Tiré de "ON THE STABILITY OF ITERATIVE RETRAINING OF GENERATIVE MODELS ON THEIR OWN DATA" Publié lors de la conférence ICLR 2024
Figure 1: Samples generated by the EDM trained on the FFHQ dataset. Iterative retraining of the model exclusively on its own generated data results in image degradation (top row). In contrast, retraining on a mixture of half-real and half-synthetic data (middle row) results in similar quality to retraining on real data (bottom row).

Collapse not inevitable

The paper co-authored by Quentin Bertrand adds an important caveat to the conclusions reached in the paper published in Nature. Experiments carried out using the most commonly used generative models have shown that training can remain stable, provided the initial model is sufficiently well-trained and that a sizeable chunk of the data used for training purposes is real as opposed to synthetic. The key is not to eliminate each and every synthetic image but rather to ensure there is a sufficient percentage of non-synthetic images.
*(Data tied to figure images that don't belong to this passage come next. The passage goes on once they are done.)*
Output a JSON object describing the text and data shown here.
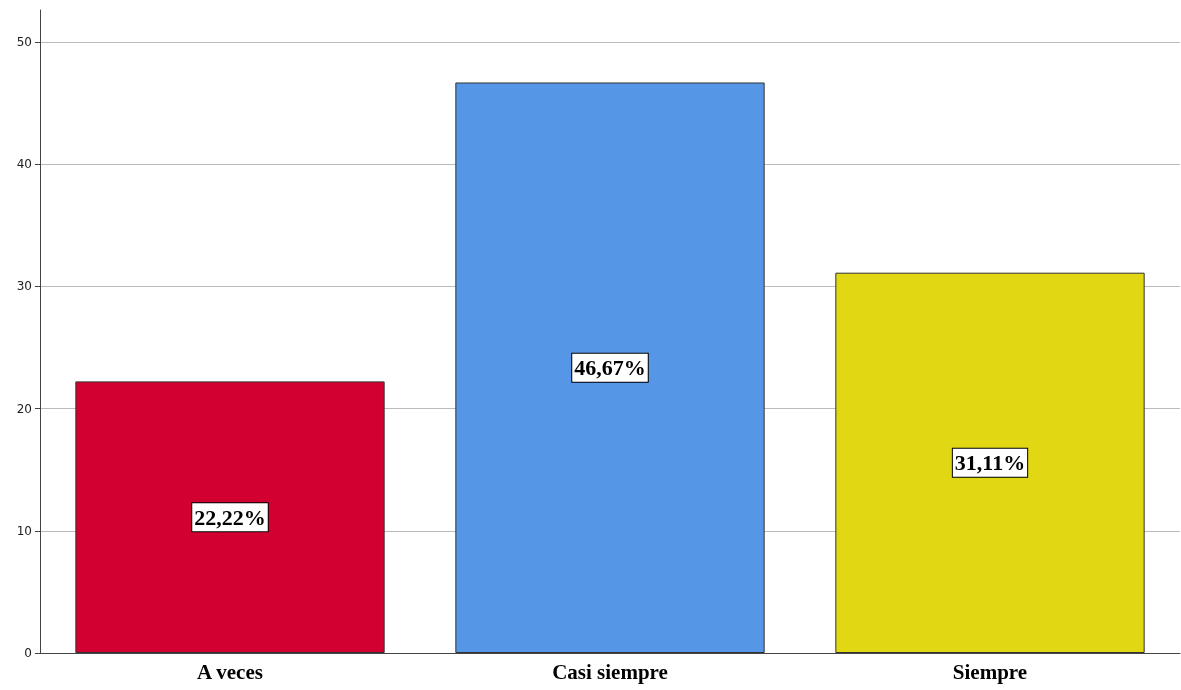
{
  "chart_data": {
    "type": "bar",
    "categories": [
      "A veces",
      "Casi siempre",
      "Siempre"
    ],
    "values": [
      22.22,
      46.67,
      31.11
    ],
    "colors": [
      "#d20030",
      "#5596e6",
      "#e1d712"
    ],
    "value_labels": [
      "22,22%",
      "46,67%",
      "31,11%"
    ],
    "ylim": [
      0,
      52.6
    ],
    "yticks": [
      0,
      10,
      20,
      30,
      40,
      50
    ],
    "grid": "y"
  }
}
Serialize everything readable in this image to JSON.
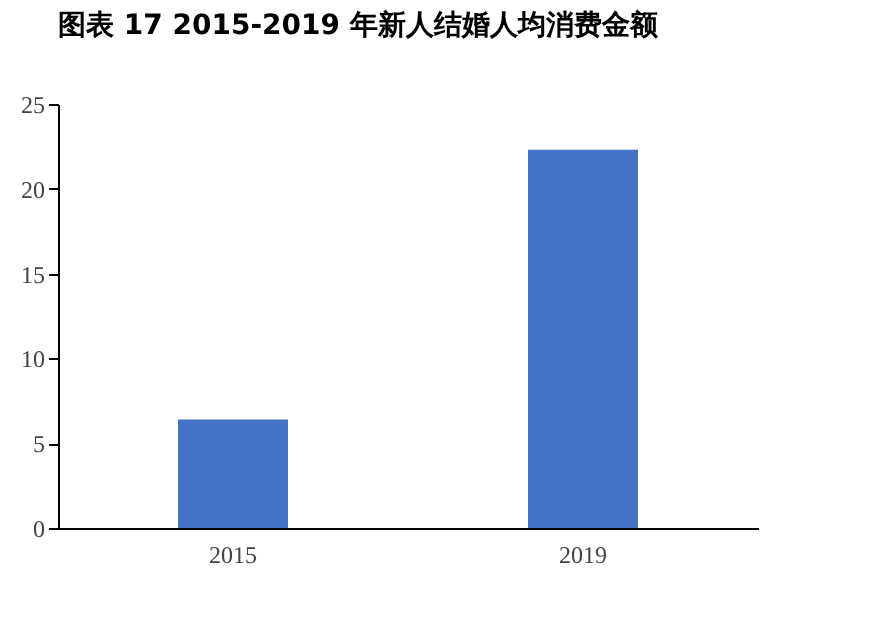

If the percentage of real images were to drop below a certain threshold, then there would be a risk of the AI collapsing.

In any event, human curation will be crucial to ensuring models remain stable. Most generative model interfaces generate two images for you to choose from. This human curation acts as a sort of “internal feedback” for the machine, guiding the model’s development. Essentially, each time you make a choice, you are manually guiding the AI, while indirectly correcting any possible errors. In order to maintain performance and get around the issue of the ever growing quantity of synthetic images, generative AI models must contain a sufficient percentage of real images and feature a human curation component to provide final feedback.
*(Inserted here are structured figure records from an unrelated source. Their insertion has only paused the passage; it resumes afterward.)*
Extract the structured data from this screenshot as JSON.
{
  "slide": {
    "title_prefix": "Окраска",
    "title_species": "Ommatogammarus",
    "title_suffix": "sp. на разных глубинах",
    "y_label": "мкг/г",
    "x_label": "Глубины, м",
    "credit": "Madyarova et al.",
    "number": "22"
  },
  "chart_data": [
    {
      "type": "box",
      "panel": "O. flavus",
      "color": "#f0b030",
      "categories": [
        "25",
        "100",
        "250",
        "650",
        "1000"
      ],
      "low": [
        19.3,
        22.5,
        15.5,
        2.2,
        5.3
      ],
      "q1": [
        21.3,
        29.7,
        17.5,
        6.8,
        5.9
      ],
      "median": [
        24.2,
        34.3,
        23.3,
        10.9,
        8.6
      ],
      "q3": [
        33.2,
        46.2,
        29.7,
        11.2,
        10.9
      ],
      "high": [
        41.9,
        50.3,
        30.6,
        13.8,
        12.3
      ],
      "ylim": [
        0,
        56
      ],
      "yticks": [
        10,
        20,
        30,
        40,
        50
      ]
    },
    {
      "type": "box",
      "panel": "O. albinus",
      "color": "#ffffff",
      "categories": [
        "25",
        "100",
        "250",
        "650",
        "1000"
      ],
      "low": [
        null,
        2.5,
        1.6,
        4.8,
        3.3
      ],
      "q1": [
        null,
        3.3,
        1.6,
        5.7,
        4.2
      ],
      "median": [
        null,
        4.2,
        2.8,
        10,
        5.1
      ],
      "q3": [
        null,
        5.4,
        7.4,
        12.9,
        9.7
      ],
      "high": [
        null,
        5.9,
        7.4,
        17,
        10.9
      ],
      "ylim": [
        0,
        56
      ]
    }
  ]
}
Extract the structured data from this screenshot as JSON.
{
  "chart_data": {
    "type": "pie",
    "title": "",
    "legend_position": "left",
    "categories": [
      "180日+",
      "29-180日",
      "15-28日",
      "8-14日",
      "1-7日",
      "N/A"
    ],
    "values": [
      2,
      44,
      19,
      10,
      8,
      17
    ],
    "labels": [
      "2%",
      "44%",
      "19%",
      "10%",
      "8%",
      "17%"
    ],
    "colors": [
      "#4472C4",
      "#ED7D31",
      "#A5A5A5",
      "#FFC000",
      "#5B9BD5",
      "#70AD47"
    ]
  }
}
Human curation: a risk-free solution?

Unfortunately, curation also carries risks, including a reduction in cultural and ethnic diversity. If most users prefer a certain style of image (e.g. faces that are symmetrical with smooth, white skin) then the AI is more likely to produce that type of image. As for stereotypes, when an AI is asked to represent a profession where there is no distinction between male and female in terms of syntax (for example, “Imagine a CEO” or “Imagine a secretary”), the AI will generally represent the CEO as a man and the secretary as a woman.

The same goes for text-generating AI. If a model is retrained using answers that have already been optimised for popularity, there could be a risk of excluding certain styles of writing or less common expressions.
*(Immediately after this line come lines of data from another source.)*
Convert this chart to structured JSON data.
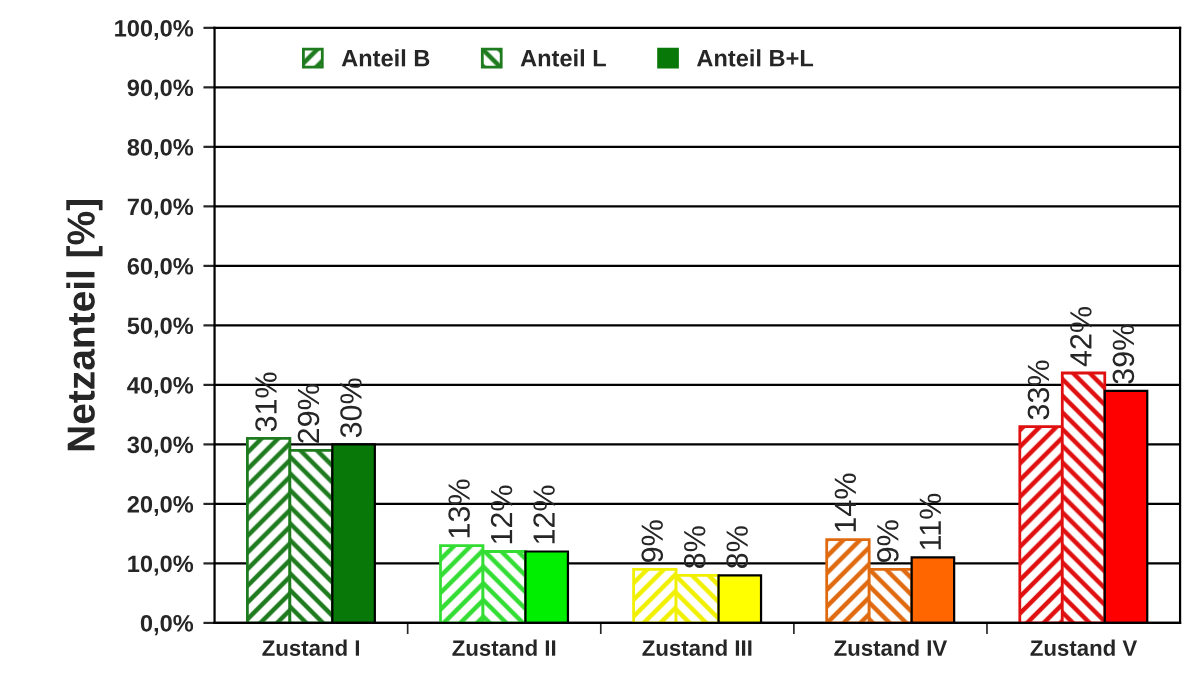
{
  "chart_data": {
    "type": "bar",
    "ylabel": "Netzanteil [%]",
    "categories": [
      "Zustand I",
      "Zustand II",
      "Zustand III",
      "Zustand IV",
      "Zustand V"
    ],
    "series": [
      {
        "name": "Anteil B",
        "colors": [
          "#1e7b1e",
          "#33dd33",
          "#f0f000",
          "#e06a10",
          "#e01010"
        ],
        "values": [
          31,
          13,
          9,
          14,
          33
        ],
        "value_labels": [
          "31%",
          "13%",
          "9%",
          "14%",
          "33%"
        ]
      },
      {
        "name": "Anteil L",
        "colors": [
          "#1e7b1e",
          "#33dd33",
          "#f0f000",
          "#e06a10",
          "#e01010"
        ],
        "values": [
          29,
          12,
          8,
          9,
          42
        ],
        "value_labels": [
          "29%",
          "12%",
          "8%",
          "9%",
          "42%"
        ]
      },
      {
        "name": "Anteil B+L",
        "colors": [
          "#087808",
          "#00ee00",
          "#ffff00",
          "#ff6600",
          "#ff0000"
        ],
        "values": [
          30,
          12,
          8,
          11,
          39
        ],
        "value_labels": [
          "30%",
          "12%",
          "8%",
          "11%",
          "39%"
        ]
      }
    ],
    "ylim": [
      0,
      100
    ],
    "yticks": [
      {
        "value": 0,
        "label": "0,0%"
      },
      {
        "value": 10,
        "label": "10,0%"
      },
      {
        "value": 20,
        "label": "20,0%"
      },
      {
        "value": 30,
        "label": "30,0%"
      },
      {
        "value": 40,
        "label": "40,0%"
      },
      {
        "value": 50,
        "label": "50,0%"
      },
      {
        "value": 60,
        "label": "60,0%"
      },
      {
        "value": 70,
        "label": "70,0%"
      },
      {
        "value": 80,
        "label": "80,0%"
      },
      {
        "value": 90,
        "label": "90,0%"
      },
      {
        "value": 100,
        "label": "100,0%"
      }
    ],
    "grid": "y",
    "legend": "top left"
  }
}
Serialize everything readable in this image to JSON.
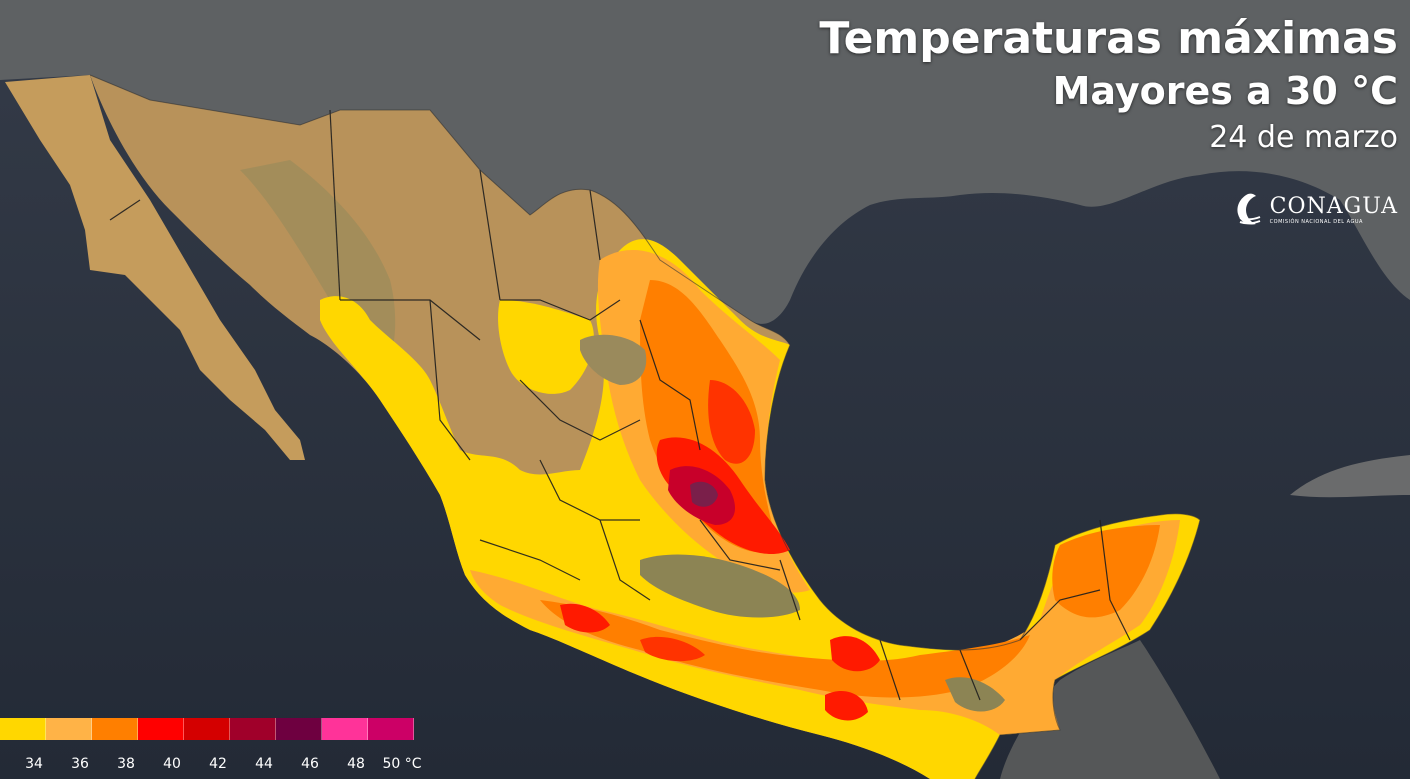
{
  "title": "Temperaturas máximas",
  "subtitle": "Mayores a 30 °C",
  "date": "24 de marzo",
  "logo": {
    "name": "CONAGUA",
    "tagline": "COMISIÓN NACIONAL DEL AGUA"
  },
  "legend": {
    "colors": [
      "#ffd700",
      "#ffb347",
      "#ff7f00",
      "#ff0000",
      "#d40000",
      "#a0002a",
      "#6e0040",
      "#ff3399",
      "#cc0066"
    ],
    "labels": [
      "34",
      "36",
      "38",
      "40",
      "42",
      "44",
      "46",
      "48",
      "50 °C"
    ]
  },
  "colors": {
    "ocean": "#2b3240",
    "land_base": "#c49a5a",
    "usa_land": "#5e5f60"
  }
}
In conclusion, the continued rise of generative models will centre on their capacity to assimilate and reproduce real-world data. However, in response to the proliferation of synthetic content, these models must steer clear of excessive self-learning, which could result in homogenisation, a reduction in quality and, potentially, collapse.

But this worst-case scenario is certainly not inevitable. Quentin Bertrand’s research suggests that there are solutions: ensuring the proportion of real data does not fall below a certain threshold and integrating human curation as a safeguard. This will help to ensure that the content generated is diverse and relevant, while preserving the computational richness of the web. But one key ethical question remains: how can it be ensured that human curation respects humanity’s inherent cultural diversity?